Scottish Engineering Hall of Fame

Queensferry Crossing

The Queensferry Crossing, Scotland, under construction in 2016. Jacobs/Arup client engineers

Victoria Alexandrina Drummond (1894-1978), ship's engineer, pioneering woman engineering role model

Victoria Drummond

Born at Megginch Castle, Perthshire, to a Scottish aristocratic family and christened Victoria after her God Mother Queen Victoria. She was educated privately at home and in 1913 was taken to London and presented at court as a Debutante to King George V and Queen Mary.

With this background it will be appreciated that her choice of career was treated with amazement by her family.

She was the first woman to go to Sea as a Marine Engineer and first woman to become a Member of the Institute of Marine Engineers now the Institute of Marine Engineering, Science and Technology.

In 1916 she commenced a five year Engineering apprenticeship, two years at a Perth Garage and three years at the Engineering Department of the Caledon Shipbuilding Company in Dundee. She studied Engineering three evenings a week at the Dundee Technical College now Abertay University.

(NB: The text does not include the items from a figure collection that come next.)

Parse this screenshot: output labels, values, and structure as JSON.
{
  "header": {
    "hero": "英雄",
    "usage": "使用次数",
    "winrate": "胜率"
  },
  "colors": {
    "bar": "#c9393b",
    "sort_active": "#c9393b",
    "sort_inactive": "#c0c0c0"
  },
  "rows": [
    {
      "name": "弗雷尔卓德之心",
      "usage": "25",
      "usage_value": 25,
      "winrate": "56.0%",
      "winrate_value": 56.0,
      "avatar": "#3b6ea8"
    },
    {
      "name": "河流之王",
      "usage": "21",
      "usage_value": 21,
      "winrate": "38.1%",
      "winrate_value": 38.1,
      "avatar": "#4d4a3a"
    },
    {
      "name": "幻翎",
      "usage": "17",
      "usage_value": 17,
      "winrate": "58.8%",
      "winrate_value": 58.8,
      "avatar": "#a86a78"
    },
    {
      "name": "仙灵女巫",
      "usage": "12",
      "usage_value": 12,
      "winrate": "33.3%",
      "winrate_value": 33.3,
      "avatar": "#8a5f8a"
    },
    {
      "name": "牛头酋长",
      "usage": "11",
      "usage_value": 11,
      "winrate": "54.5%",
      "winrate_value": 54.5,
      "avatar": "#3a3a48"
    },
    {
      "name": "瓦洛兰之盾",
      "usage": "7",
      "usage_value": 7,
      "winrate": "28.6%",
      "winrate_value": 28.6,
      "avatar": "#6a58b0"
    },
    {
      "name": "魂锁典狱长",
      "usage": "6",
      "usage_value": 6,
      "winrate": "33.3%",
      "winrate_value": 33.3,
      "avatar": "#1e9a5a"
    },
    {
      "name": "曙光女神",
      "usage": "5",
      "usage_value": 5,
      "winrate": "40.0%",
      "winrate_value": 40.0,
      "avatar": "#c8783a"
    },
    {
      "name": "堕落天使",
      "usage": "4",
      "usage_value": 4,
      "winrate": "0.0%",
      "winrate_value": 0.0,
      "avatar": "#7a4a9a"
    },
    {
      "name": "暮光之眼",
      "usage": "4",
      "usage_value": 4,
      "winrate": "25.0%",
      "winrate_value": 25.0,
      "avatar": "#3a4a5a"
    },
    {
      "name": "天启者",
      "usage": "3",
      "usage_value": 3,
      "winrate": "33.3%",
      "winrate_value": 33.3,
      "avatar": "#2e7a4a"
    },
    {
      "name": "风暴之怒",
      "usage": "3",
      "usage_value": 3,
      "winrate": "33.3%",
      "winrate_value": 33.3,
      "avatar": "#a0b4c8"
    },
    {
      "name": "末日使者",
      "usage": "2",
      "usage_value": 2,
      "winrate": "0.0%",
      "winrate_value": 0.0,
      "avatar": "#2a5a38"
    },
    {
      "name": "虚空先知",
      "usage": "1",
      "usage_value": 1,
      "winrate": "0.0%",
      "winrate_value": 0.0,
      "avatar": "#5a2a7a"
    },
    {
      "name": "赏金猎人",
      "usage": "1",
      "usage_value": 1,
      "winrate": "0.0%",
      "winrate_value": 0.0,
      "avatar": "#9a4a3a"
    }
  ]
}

In 1922 as a fully qualified engineer she sailed as tenth engineer on a Blue Funnel Line ship on a voyage to Australia. Through the years she rose to Chief Engineer sailing worldwide. She also for a time stood by several ships in build and in today's terms could be called a Superintendent Engineer. Although she served with the Blue Funnel Line, British India, Cunard-White Star and Cunard most of her sea time was spent with foreign Shipping Lines due to discrimination from British Shipping Lines and the Board of Trade now the Marine and Coastguard Agency who steadfastly refused to certificate her. Undeterred she received her Chief Engineers certification abroad.

During WW11 her vessel was attacked by aircraft of the Luftwaffe. At the start of the attack she ordered everyone else out of the engine room and operated the machinery single handed and increased the ships speed by several knots thus allowing greater manoeuvrability of the ship to avoid the bombs. For this action she was made a Member of the British Empire (MBE) the citation reading 'For devotion to duty' with the investiture by King George VI. She was also awarded Lloyds war medal for bravery at sea.

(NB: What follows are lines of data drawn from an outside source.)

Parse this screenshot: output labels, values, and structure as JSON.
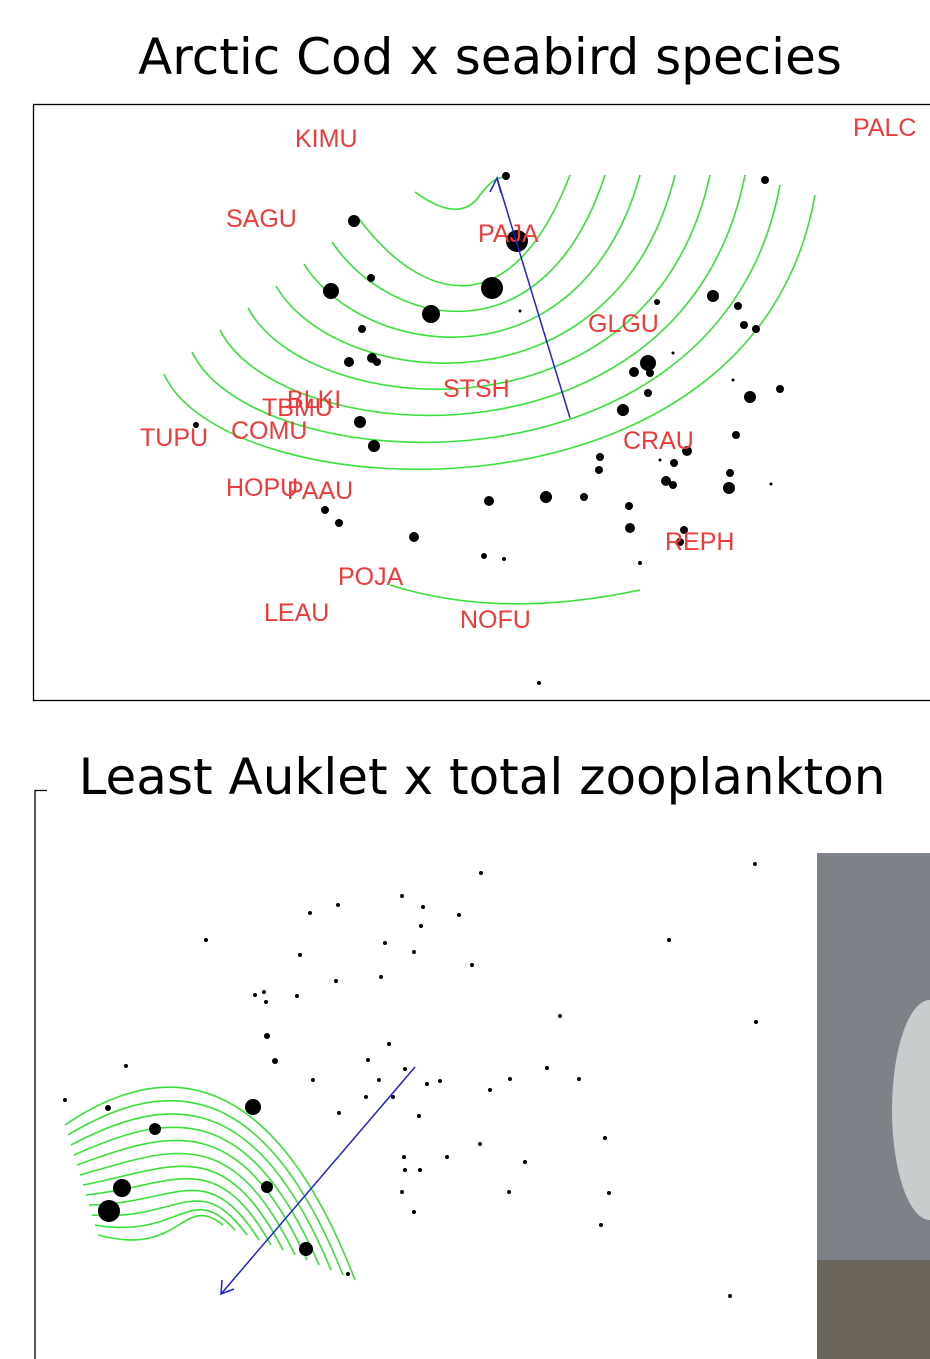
{
  "slides": [
    {
      "title": "Arctic Cod x seabird species",
      "labels": [
        "KIMU",
        "PALC",
        "SAGU",
        "PAJA",
        "GLGU",
        "STSH",
        "BLKI",
        "TBMU",
        "TUPU",
        "COMU",
        "CRAU",
        "HOPU",
        "PAAU",
        "REPH",
        "POJA",
        "LEAU",
        "NOFU"
      ]
    },
    {
      "title": "Least Auklet x total zooplankton"
    }
  ]
}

She eventually retired in 1962 after forty years at sea.

Victoria Drummond died in 1978 aged 84 and is buried where she was born, Megginch Castle, Perthshire, Scotland.

She opened doors for other women to follow and is still cited by the Institute of Marine Engineering, Science and Technology together with various women's organisations as a role model to be followed.

The Victoria Drummond Award , set up by Nautilus (seafarers union) is presented to women whose achievements boost the profile of women at sea.

Victoria Drummond was shortlisted for the Wallace Monument "Hall of Heroines".